Thomas Koch hatte den Platz am Eckensee rechtzeitig reserviert: als Bühne für Aktionen zu Henry Purcells Oper „Fairy Queen“, die der spanische Regisseur Calixto Bieito nach Motiven von Shakespeares „Sommernachtstraum“ inszenierte. In dieser Aufführung mischen sich Schauspiel und Oper, und die Mix-Idee an sich, die Vernetzung möglichst vieler Bühnen und Foren der Stadt, bewegt nicht erst seit gestern die Kunstleute im Kulturareal des erweiterten Schloss­garten-Bereichs. „Stuttgart ist ein Glücksfall“, sagt Ulrike Groos, „die Wege zwischen den verschiedenen Häusern sind heute so kurz wie noch nie, es gibt eine wunderbare Zusammenarbeit unter den Kollegen.“

Das Kulturfest unter dem Motto „Vielfalt“ wird mit Sicherheit seine Fortsetzung finden, wenn die Temperaturen etwas freundlicher sind. Das zukunftsweisende Februar-Stück in der Kälte, mit vollem Einsatz von Künstlern (und etwas Sorge um die Musikinstrumente) aufgeführt, blieb in der Öffentlichkeit leider im Hintergrund: Am Ende dominierte der Polizeibericht über Demo und Gegendemo nebenan. Die Schuld an Ausschreitungen wurde wie üblich allein den sogenannten Linksautonomen zugeschrieben – wogegen das Vorgehen der Polizei und die Provokationen Unbekannter, die garantiert nicht zu den Linken zählten, keine Rolle spielten. Einige Szenen habe ich mit eigenen Augen gesehen, am Alten Schloss und an der Hauptstätter ­Straße, und trotz aller Skepsis gegenüber Privateindrücken frage ich mich, ob die ohnehin übermächtige Polizei bei ihren Kavallerie- und Tränengas-Attacken immer die Verhältnismäßigkeit im Blick hat.
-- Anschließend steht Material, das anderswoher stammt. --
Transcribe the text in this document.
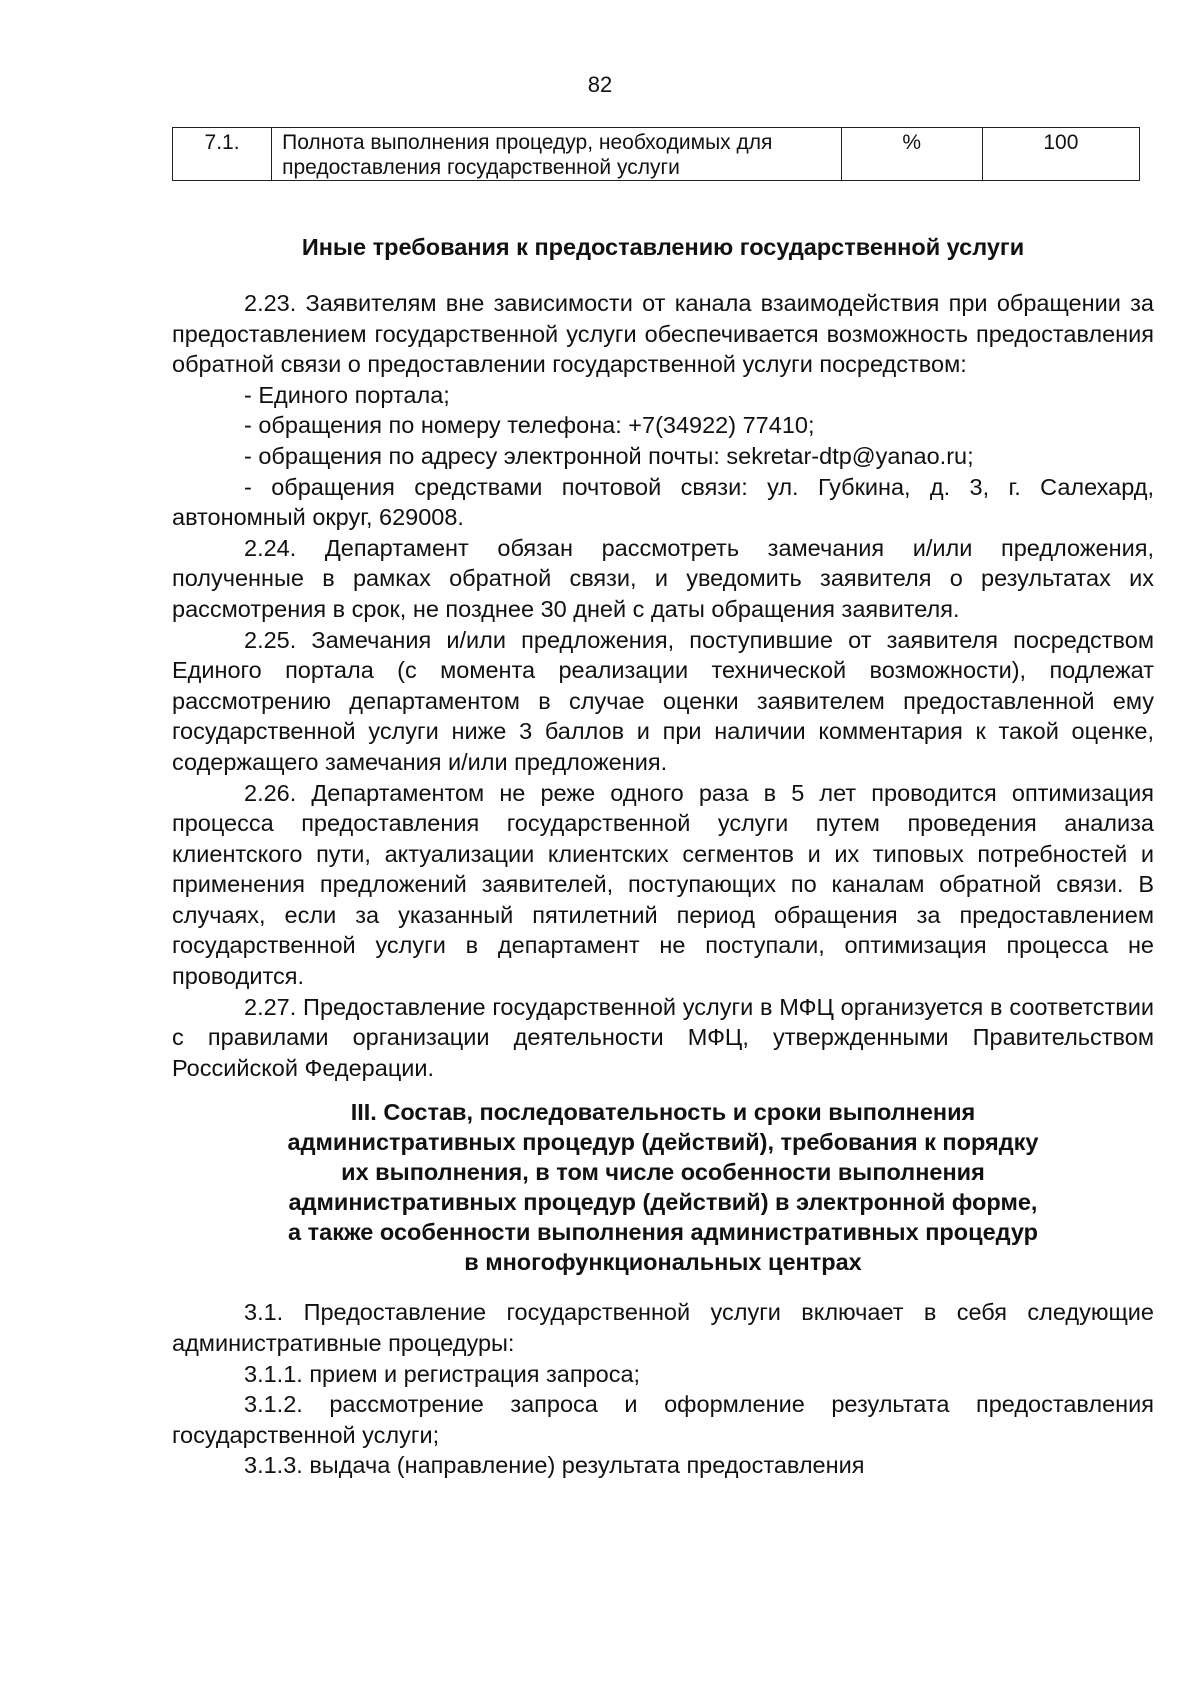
82
7.1.	Полнота выполнения процедур, необходимых для предоставления государственной услуги	%	100
Иные требования к предоставлению государственной услуги

2.23. Заявителям вне зависимости от канала взаимодействия при обращении за предоставлением государственной услуги обеспечивается возможность предоставления обратной связи о предоставлении государственной услуги посредством:

- Единого портала;

- обращения по номеру телефона: +7(34922) 77410;

- обращения по адресу электронной почты: sekretar-dtp@yanao.ru;

- обращения средствами почтовой связи: ул. Губкина, д. 3, г. Салехард, автономный округ, 629008.

2.24. Департамент обязан рассмотреть замечания и/или предложения, полученные в рамках обратной связи, и уведомить заявителя о результатах их рассмотрения в срок, не позднее 30 дней с даты обращения заявителя.

2.25. Замечания и/или предложения, поступившие от заявителя посредством Единого портала (с момента реализации технической возможности), подлежат рассмотрению департаментом в случае оценки заявителем предоставленной ему государственной услуги ниже 3 баллов и при наличии комментария к такой оценке, содержащего замечания и/или предложения.

2.26. Департаментом не реже одного раза в 5 лет проводится оптимизация процесса предоставления государственной услуги путем проведения анализа клиентского пути, актуализации клиентских сегментов и их типовых потребностей и применения предложений заявителей, поступающих по каналам обратной связи. В случаях, если за указанный пятилетний период обращения за предоставлением государственной услуги в департамент не поступали, оптимизация процесса не проводится.

2.27. Предоставление государственной услуги в МФЦ организуется в соответствии с правилами организации деятельности МФЦ, утвержденными Правительством Российской Федерации.

III. Состав, последовательность и сроки выполнения
административных процедур (действий), требования к порядку
их выполнения, в том числе особенности выполнения
административных процедур (действий) в электронной форме,
а также особенности выполнения административных процедур
в многофункциональных центрах

3.1. Предоставление государственной услуги включает в себя следующие административные процедуры:

3.1.1. прием и регистрация запроса;

3.1.2. рассмотрение запроса и оформление результата предоставления государственной услуги;

3.1.3. выдача (направление) результата предоставления
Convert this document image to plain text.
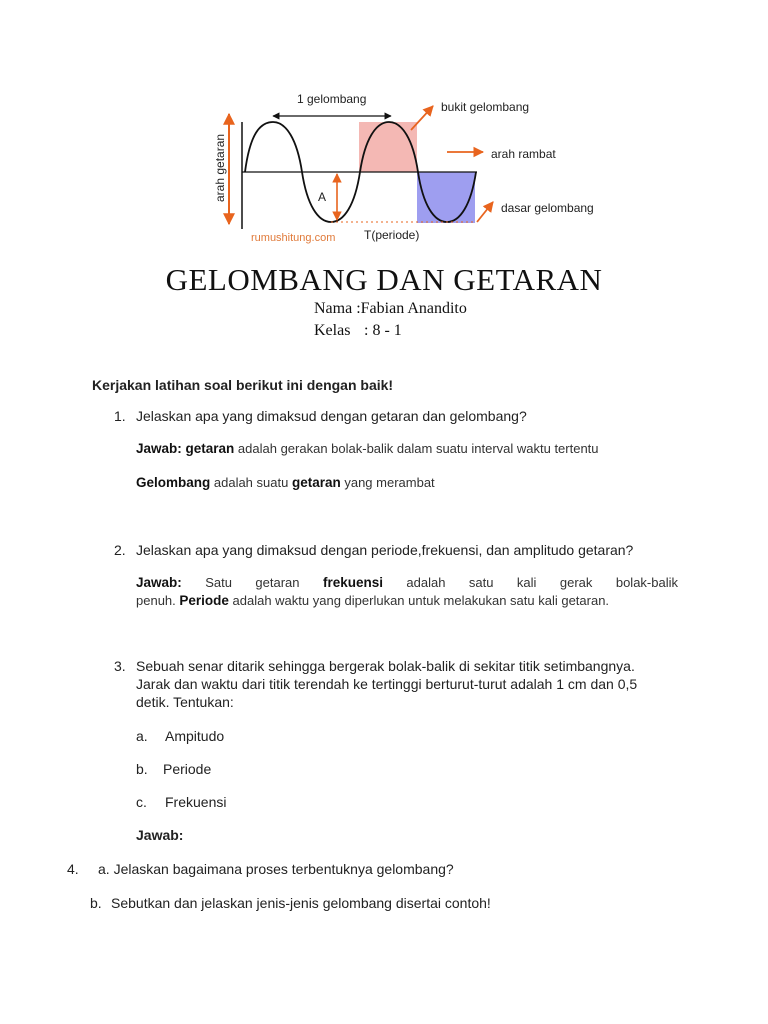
arah getaran
1 gelombang
A
bukit gelombang
arah rambat
dasar gelombang
rumushitung.com T(periode)
GELOMBANG DAN GETARAN
Nama :Fabian Anandito
Kelas : 8 - 1
Kerjakan latihan soal berikut ini dengan baik!
1. Jelaskan apa yang dimaksud dengan getaran dan gelombang?
Jawab: getaran adalah gerakan bolak-balik dalam suatu interval waktu tertentu
Gelombang adalah suatu getaran yang merambat
2. Jelaskan apa yang dimaksud dengan periode,frekuensi, dan amplitudo getaran?
Jawab: Satu getaran frekuensi adalah satu kali gerak bolak-balik
penuh. Periode adalah waktu yang diperlukan untuk melakukan satu kali getaran.
3. Sebuah senar ditarik sehingga bergerak bolak-balik di sekitar titik setimbangnya.
Jarak dan waktu dari titik terendah ke tertinggi berturut-turut adalah 1 cm dan 0,5
detik. Tentukan:
a. Ampitudo
b. Periode
c. Frekuensi
Jawab:
4. a. Jelaskan bagaimana proses terbentuknya gelombang?
b. Sebutkan dan jelaskan jenis-jenis gelombang disertai contoh!
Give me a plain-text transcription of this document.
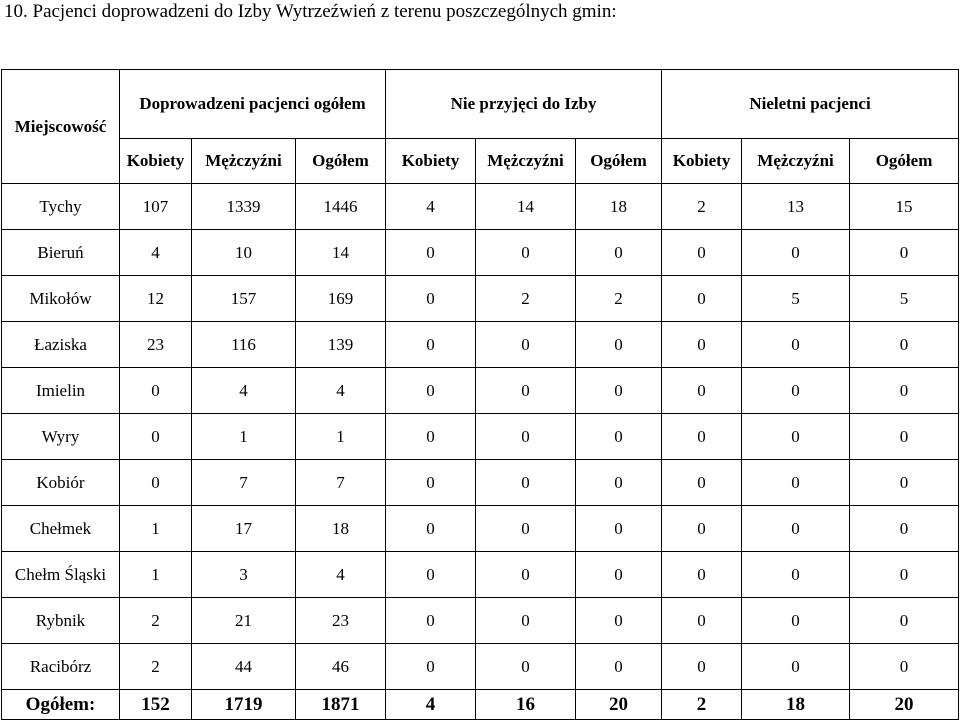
10. Pacjenci doprowadzeni do Izby Wytrzeźwień z terenu poszczególnych gmin:
Miejscowość	Doprowadzeni pacjenci ogółem			Nie przyjęci do Izby			Nieletni pacjenci		
	Kobiety	Mężczyźni	Ogółem	Kobiety	Mężczyźni	Ogółem	Kobiety	Mężczyźni	Ogółem
Tychy	107	1339	1446	4	14	18	2	13	15
Bieruń	4	10	14	0	0	0	0	0	0
Mikołów	12	157	169	0	2	2	0	5	5
Łaziska	23	116	139	0	0	0	0	0	0
Imielin	0	4	4	0	0	0	0	0	0
Wyry	0	1	1	0	0	0	0	0	0
Kobiór	0	7	7	0	0	0	0	0	0
Chełmek	1	17	18	0	0	0	0	0	0
Chełm Śląski	1	3	4	0	0	0	0	0	0
Rybnik	2	21	23	0	0	0	0	0	0
Racibórz	2	44	46	0	0	0	0	0	0
Ogółem:	152	1719	1871	4	16	20	2	18	20
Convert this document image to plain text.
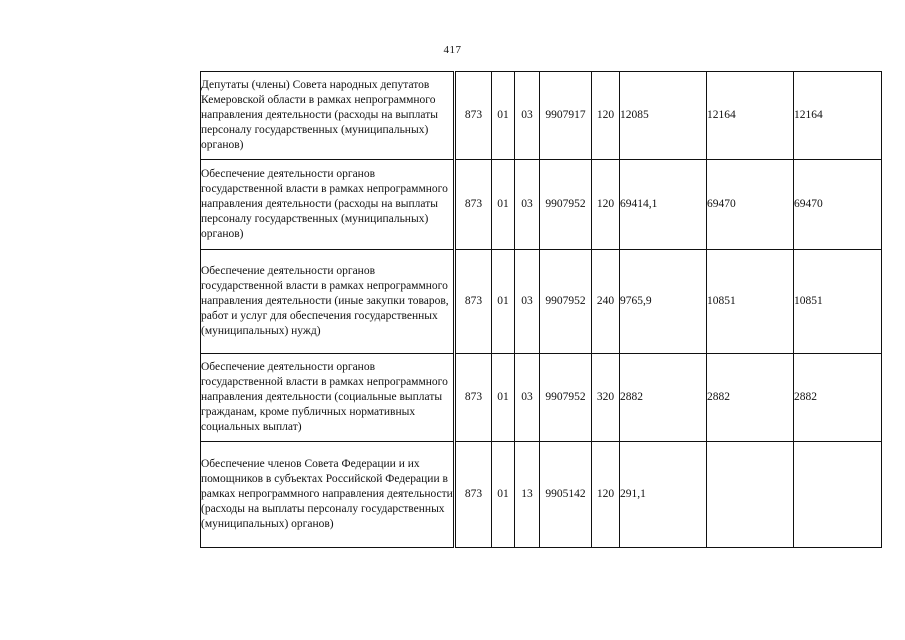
417
Депутаты (члены) Совета народных депутатов Кемеровской области в рамках непрограммного направления деятельности (расходы на выплаты персоналу государственных (муниципальных) органов)	873	01	03	9907917	120	12085	12164	12164
Обеспечение деятельности органов государственной власти в рамках непрограммного направления деятельности (расходы на выплаты персоналу государственных (муниципальных) органов)	873	01	03	9907952	120	69414,1	69470	69470
Обеспечение деятельности органов государственной власти в рамках непрограммного направления деятельности (иные закупки товаров, работ и услуг для обеспечения государственных (муниципальных) нужд)	873	01	03	9907952	240	9765,9	10851	10851
Обеспечение деятельности органов государственной власти в рамках непрограммного направления деятельности (социальные выплаты гражданам, кроме публичных нормативных социальных выплат)	873	01	03	9907952	320	2882	2882	2882
Обеспечение членов Совета Федерации и их помощников в субъектах Российской Федерации в рамках непрограммного направления деятельности (расходы на выплаты персоналу государственных (муниципальных) органов)	873	01	13	9905142	120	291,1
Deeskalation aber ist ein anderes Kapitel im Umgang mit öffentlichem Raum. In der Theaterkantine erzählt mir Thomas Koch von den künstlerischen Plänen der Stuttgarter Gegenwart, das Miteinander und die Vielfalt der Menschen zu befördern. Die naturgemäß weltoffenen Ideen der Kunst schaffen ein Klima, die man städtisch nennt, und ein städtisches Klima ist wichtig, wenn Vorurteile und Hass gegenüber allem ­Fremden das Zusammenleben vergiften.

Bei Kälte in der Stadt, dachte ich auf dem Heimweg, sollten nicht nur alte Memmen wie ich öfter mal den Geist der Theaterkantine atmen.